Art. 3
LEGGE 1 dicembre 1997, n. 420
In vigore dal 3 mar 2001
Edizioni nazionali
1. Le richieste di istituzione di edizioni nazionali possono essere presentate da amministrazioni dello Stato, università, istituzioni scolastiche, enti di ricerca, istituzioni culturali o singoli studiosi e debbono essere corredate da un dettagliato programma scientifico, da un articolato piano dei lavori e dalla relativa previsione di spesa.
2. La costituzione delle edizioni nazionali è deliberata dalla Consulta, che determina altresì la composizione delle commissioni scientifiche, ed è disposta con decreto del Ministro per i beni culturali e ambientali.
3. Il contributo statale alle commissioni scientifiche viene determinato annualmente dalla Consulta sulla base delle richieste presentate dalle edizioni nazionali ed assegnato per la realizzazione o il proseguimento delle attività.

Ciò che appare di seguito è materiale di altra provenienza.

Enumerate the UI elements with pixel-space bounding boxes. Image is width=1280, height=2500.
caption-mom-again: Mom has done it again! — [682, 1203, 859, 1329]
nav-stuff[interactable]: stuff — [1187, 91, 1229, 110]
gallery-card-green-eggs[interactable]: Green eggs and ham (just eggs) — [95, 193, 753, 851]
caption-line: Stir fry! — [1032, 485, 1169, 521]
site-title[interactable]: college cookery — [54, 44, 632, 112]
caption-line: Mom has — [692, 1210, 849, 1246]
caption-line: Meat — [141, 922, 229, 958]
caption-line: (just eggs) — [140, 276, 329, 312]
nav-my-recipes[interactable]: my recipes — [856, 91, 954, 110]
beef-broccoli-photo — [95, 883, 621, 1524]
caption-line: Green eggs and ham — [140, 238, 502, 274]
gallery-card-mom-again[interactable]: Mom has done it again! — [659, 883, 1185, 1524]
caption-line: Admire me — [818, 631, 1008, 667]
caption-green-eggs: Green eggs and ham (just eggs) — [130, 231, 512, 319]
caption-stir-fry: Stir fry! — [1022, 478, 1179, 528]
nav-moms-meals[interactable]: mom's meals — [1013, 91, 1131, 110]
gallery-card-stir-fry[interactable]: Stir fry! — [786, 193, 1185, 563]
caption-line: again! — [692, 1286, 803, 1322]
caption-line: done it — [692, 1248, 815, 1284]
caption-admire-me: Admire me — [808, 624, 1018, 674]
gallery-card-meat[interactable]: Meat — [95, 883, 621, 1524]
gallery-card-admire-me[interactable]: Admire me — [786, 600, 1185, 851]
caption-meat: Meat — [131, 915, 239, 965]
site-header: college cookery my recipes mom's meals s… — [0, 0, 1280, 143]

4. Sono organi delle commissioni scientifiche delle edizioni nazionali:
a) il presidente;
b) il segretario tesoriere.
5.
COMMA ABROGATO DALLA L. 23 FEBBRAIO 2001, N. 29
.
6. All'inizio di ciascun anno, i presidenti delle commissioni scientifiche presentano al Ministero per i beni culturali e ambientali una relazione sui lavori svolti, il consuntivo delle spese sostenute, il preventivo delle spese e delle entrate previste, la previsione del piano di pubblicazione o lo stato di avanzamento della sua realizzazione.
7. Per la realizzazione delle edizioni nazionali, il Ministero per i beni culturali e ambientali può stipulare convenzioni con i Ministeri della pubblica istruzione e dell'università e della ricerca scientifica e tecnologica.